Before FCA 15 took place, 199 MW of resources submitted retirement bids. An additional 43 MW of resources submitted permanent de-list bids to leave the capacity market; de-list bids of 101 MW cleared prior to the auction and 141 MW additionally during it.

ISO-NE said the FCA 15 results will be submitted to FERC by the end of the month.

The auction, conducted in up to five rounds of bidding Monday for capacity commitment period 2024/25, cleared 34,621 MW, a 1,351-MW surplus over the net installed capacity requirement of 33,270 MW. These comprised 29,243 MW of generation, with 950 MW of new resources and 630 MW battery storage resources; 3,891 MW of demand resources (170 MW new); and 1,487 MW of imports from New York, Québec and New Brunswick.

ISO-NE did not break down the storage figure, only saying that it included both new and existing resources, but it did report that more than 2,525 MW of new resources cleared. Approximately 19 MW of new renewables cleared under the renewable technology resource  exemption in its final year. The exemption allowed a certain amount of new renewable capacity to clear without being subject to the minimum offer price rule, with nearly 600 MW clearing since FCA 9.

FCA 15’s capacity zones were identical to those for FCA 14: NNE, which includes Vermont, portions of Maine and New Hampshire; the rest of Maine; SENE, comprising eastern Massachusetts and Rhode Island; and ROP, composed of Connecticut and western and central Massachusetts.

Reaction

Dan Dolan, president of the New England Power Generators Association, said FCA 15 represents “a diverse set of technologies to meet capacity requirements in the years 2024 and 2025.”

“This capacity auction delivered strategic investments at power plants to increase capabilities and provide robust, cost-effective reliability services for consumers,” Dolan said. “Those investments will help facilitate and enable a transforming electricity grid to meet the demands of electrification and integrate large-scale renewables.”

He added, however, that “the electricity market must evolve.”

“State decarbonization policies are not today adequately accounted for, and it is past time that a solution is put in place,” Dolan said. “Whether through meaningfully pricing carbon dioxide emissions, or other proposals, market solutions exist.”

Theodore Paradise, senior vice president of transmission strategy and counsel at Anbaric, said the price separation in FCA 15 shows how important it is to look at total consumer benefits when considering competitive transmission, “rather than just upfront capital costs.”

“The capacity market is long, and what raised prices in this auction were transmission transfer limitations,” Paradise said. “Anbaric took those transmission system limitations into account when it designed the Mystic Reliability Wind Link. It was clear there would be transfer limitations into the Boston area that would very likely raise prices with the loss of 1,400 MW and in the absence of energy supply being injected via new transfer capability.”

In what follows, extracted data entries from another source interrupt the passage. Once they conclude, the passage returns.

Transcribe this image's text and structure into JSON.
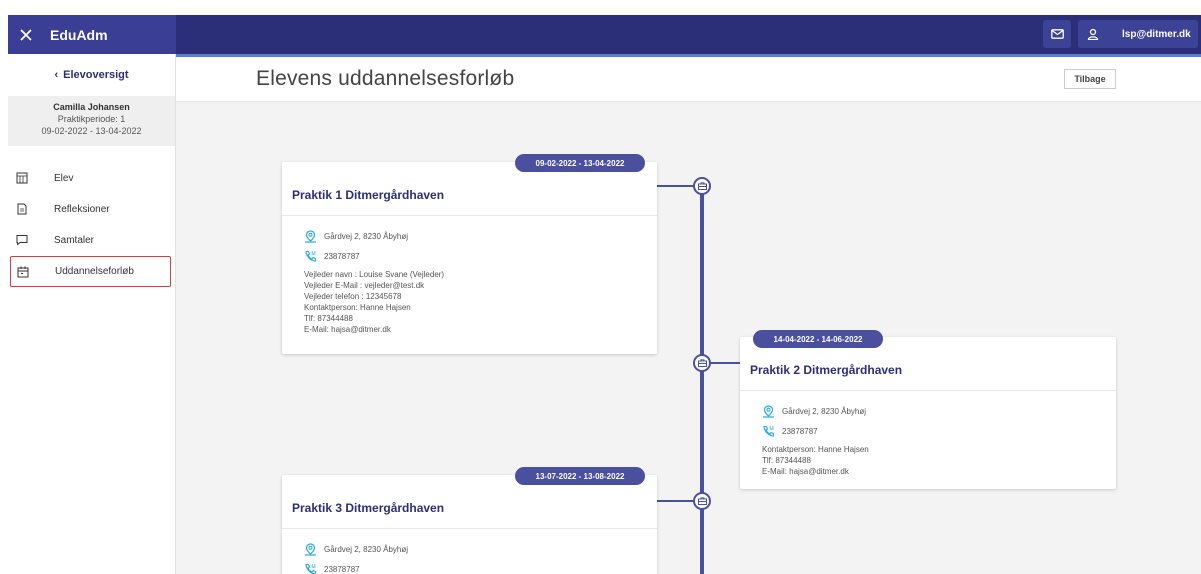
{
  "app": {
    "brand": "EduAdm",
    "user_email": "lsp@ditmer.dk"
  },
  "sidebar": {
    "back_label": "Elevoversigt",
    "student": {
      "name": "Camilla Johansen",
      "period": "Praktikperiode: 1",
      "dates": "09-02-2022 - 13-04-2022"
    },
    "items": [
      {
        "label": "Elev",
        "icon": "calendar-grid-icon"
      },
      {
        "label": "Refleksioner",
        "icon": "document-icon"
      },
      {
        "label": "Samtaler",
        "icon": "chat-icon"
      },
      {
        "label": "Uddannelseforløb",
        "icon": "calendar-icon",
        "active": true
      }
    ]
  },
  "main": {
    "title": "Elevens uddannelsesforløb",
    "back_button": "Tilbage"
  },
  "cards": [
    {
      "dates": "09-02-2022 - 13-04-2022",
      "title": "Praktik 1 Ditmergårdhaven",
      "address": "Gårdvej 2, 8230 Åbyhøj",
      "phone": "23878787",
      "details": [
        "Vejleder navn : Louise Svane (Vejleder)",
        "Vejleder E-Mail : vejleder@test.dk",
        "Vejleder telefon : 12345678",
        "Kontaktperson: Hanne Hajsen",
        "Tlf: 87344488",
        "E-Mail: hajsa@ditmer.dk"
      ]
    },
    {
      "dates": "14-04-2022 - 14-06-2022",
      "title": "Praktik 2 Ditmergårdhaven",
      "address": "Gårdvej 2, 8230 Åbyhøj",
      "phone": "23878787",
      "details": [
        "Kontaktperson: Hanne Hajsen",
        "Tlf: 87344488",
        "E-Mail: hajsa@ditmer.dk"
      ]
    },
    {
      "dates": "13-07-2022 - 13-08-2022",
      "title": "Praktik 3 Ditmergårdhaven",
      "address": "Gårdvej 2, 8230 Åbyhøj",
      "phone": "23878787",
      "details": []
    }
  ]
}
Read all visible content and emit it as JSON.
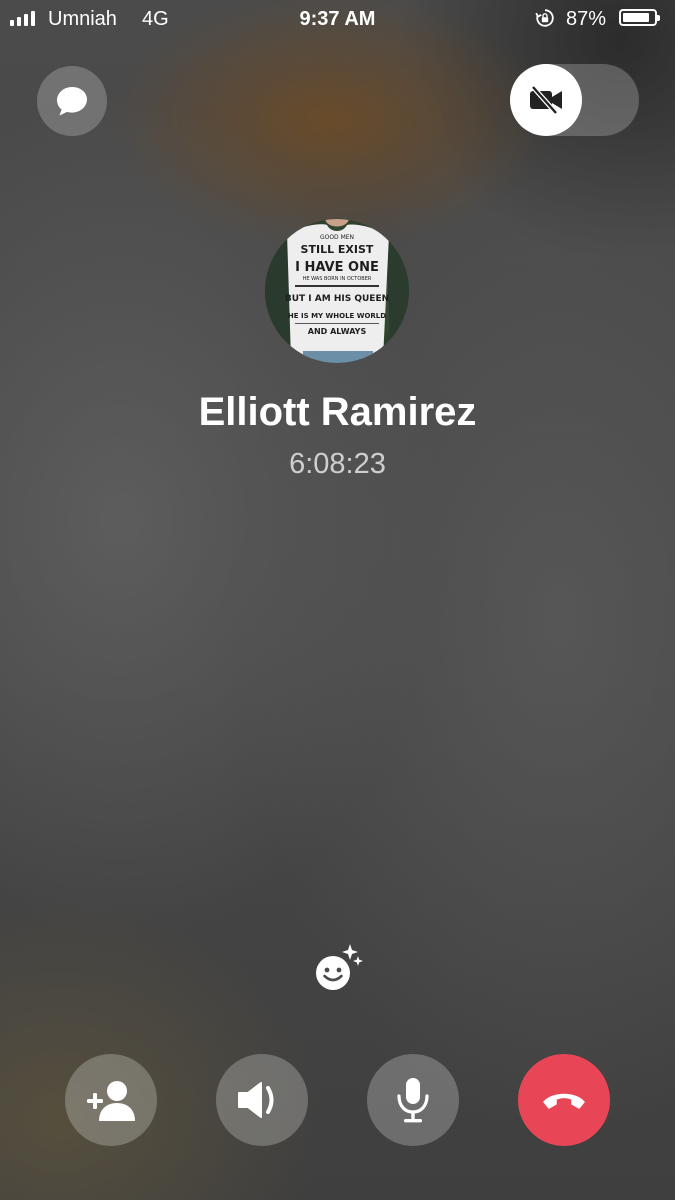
{
  "status_bar": {
    "carrier": "Umniah",
    "network": "4G",
    "time": "9:37 AM",
    "battery_percent": "87%",
    "battery_level": 0.87,
    "signal_bars": 4,
    "icons": [
      "signal-bars-icon",
      "rotation-lock-icon",
      "battery-icon"
    ]
  },
  "controls": {
    "top": [
      "chat-icon",
      "video-off-icon"
    ],
    "effects": "smiley-sparkle-icon",
    "bottom": [
      "add-person-icon",
      "speaker-icon",
      "microphone-icon",
      "end-call-icon"
    ]
  },
  "call": {
    "contact_name": "Elliott Ramirez",
    "duration": "6:08:23"
  },
  "avatar_shirt_text": [
    "GOOD MEN",
    "STILL EXIST",
    "I HAVE ONE",
    "HE WAS BORN IN OCTOBER",
    "BUT I AM HIS QUEEN",
    "HE IS MY WHOLE WORLD",
    "AND ALWAYS"
  ],
  "colors": {
    "end_call": "#e84656",
    "button_bg": "rgba(255,255,255,0.24)",
    "duration_text": "rgba(255,255,255,0.72)"
  }
}
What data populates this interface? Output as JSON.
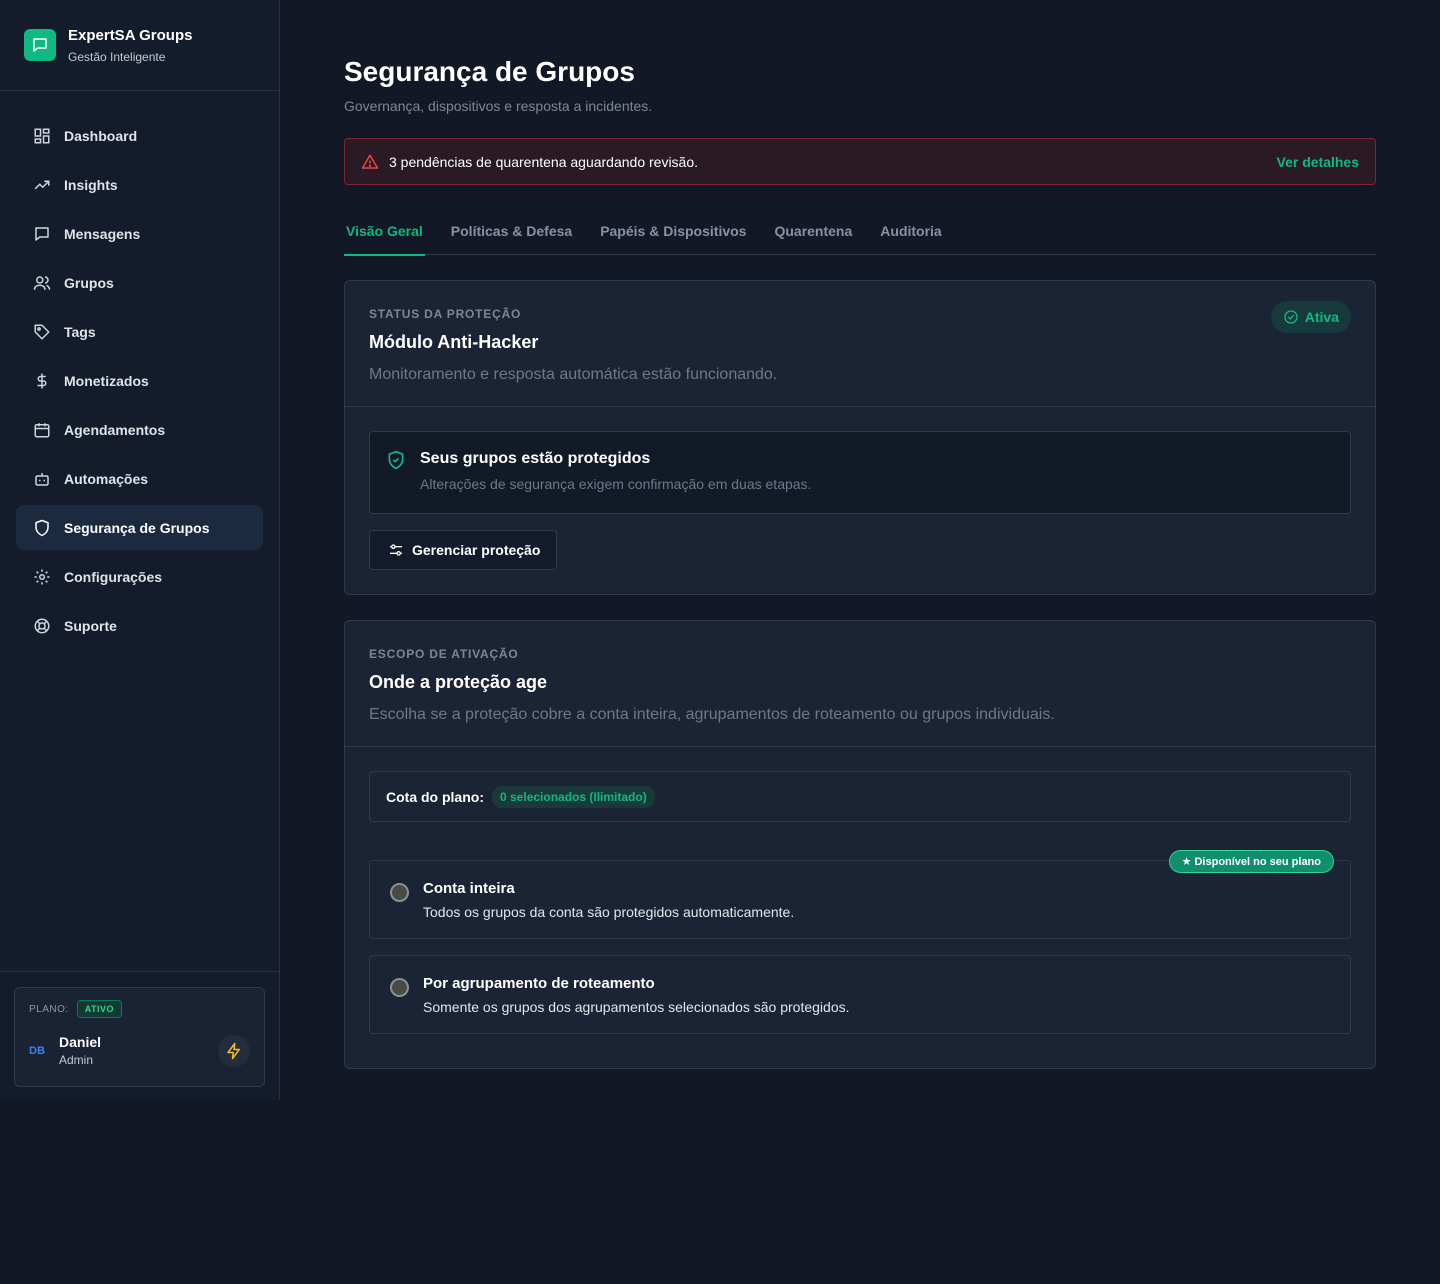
{
  "brand": {
    "title": "ExpertSA Groups",
    "subtitle": "Gestão Inteligente",
    "accent": "#10b981"
  },
  "sidebar": {
    "items": [
      {
        "label": "Dashboard",
        "icon": "dashboard-icon"
      },
      {
        "label": "Insights",
        "icon": "trending-up-icon"
      },
      {
        "label": "Mensagens",
        "icon": "message-icon"
      },
      {
        "label": "Grupos",
        "icon": "users-icon"
      },
      {
        "label": "Tags",
        "icon": "tag-icon"
      },
      {
        "label": "Monetizados",
        "icon": "dollar-icon"
      },
      {
        "label": "Agendamentos",
        "icon": "calendar-icon"
      },
      {
        "label": "Automações",
        "icon": "bot-icon"
      },
      {
        "label": "Segurança de Grupos",
        "icon": "shield-icon",
        "active": true
      },
      {
        "label": "Configurações",
        "icon": "gear-icon"
      },
      {
        "label": "Suporte",
        "icon": "lifebuoy-icon"
      }
    ]
  },
  "plan": {
    "label": "PLANO:",
    "status": "ATIVO"
  },
  "user": {
    "initials": "DB",
    "name": "Daniel",
    "role": "Admin"
  },
  "page": {
    "title": "Segurança de Grupos",
    "subtitle": "Governança, dispositivos e resposta a incidentes."
  },
  "alert": {
    "text": "3 pendências de quarentena aguardando revisão.",
    "link": "Ver detalhes",
    "color": "#ef4444"
  },
  "tabs": [
    {
      "label": "Visão Geral",
      "active": true
    },
    {
      "label": "Políticas & Defesa"
    },
    {
      "label": "Papéis & Dispositivos"
    },
    {
      "label": "Quarentena"
    },
    {
      "label": "Auditoria"
    }
  ],
  "status_card": {
    "eyebrow": "STATUS DA PROTEÇÃO",
    "title": "Módulo Anti-Hacker",
    "description": "Monitoramento e resposta automática estão funcionando.",
    "status": "Ativa",
    "notice_title": "Seus grupos estão protegidos",
    "notice_desc": "Alterações de segurança exigem confirmação em duas etapas.",
    "button": "Gerenciar proteção"
  },
  "scope_card": {
    "eyebrow": "ESCOPO DE ATIVAÇÃO",
    "title": "Onde a proteção age",
    "description": "Escolha se a proteção cobre a conta inteira, agrupamentos de roteamento ou grupos individuais.",
    "quota_label": "Cota do plano:",
    "quota_value": "0 selecionados (Ilimitado)",
    "plan_flag": "★ Disponível no seu plano",
    "options": [
      {
        "title": "Conta inteira",
        "desc": "Todos os grupos da conta são protegidos automaticamente."
      },
      {
        "title": "Por agrupamento de roteamento",
        "desc": "Somente os grupos dos agrupamentos selecionados são protegidos."
      }
    ]
  }
}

Brandon Keefe, general manager at Plus Power, said his company was “excited to open New England to large, standalone energy storage” after it won two bids for battery plants in Massachusetts and Maine that “will help decarbonize the grid while improving regional reliability.”

“If Congress were to pass a federal investment tax credit for standalone storage, it could level the playing field and bring these kinds of projects, investment and jobs benefits across the country,” Keefe said.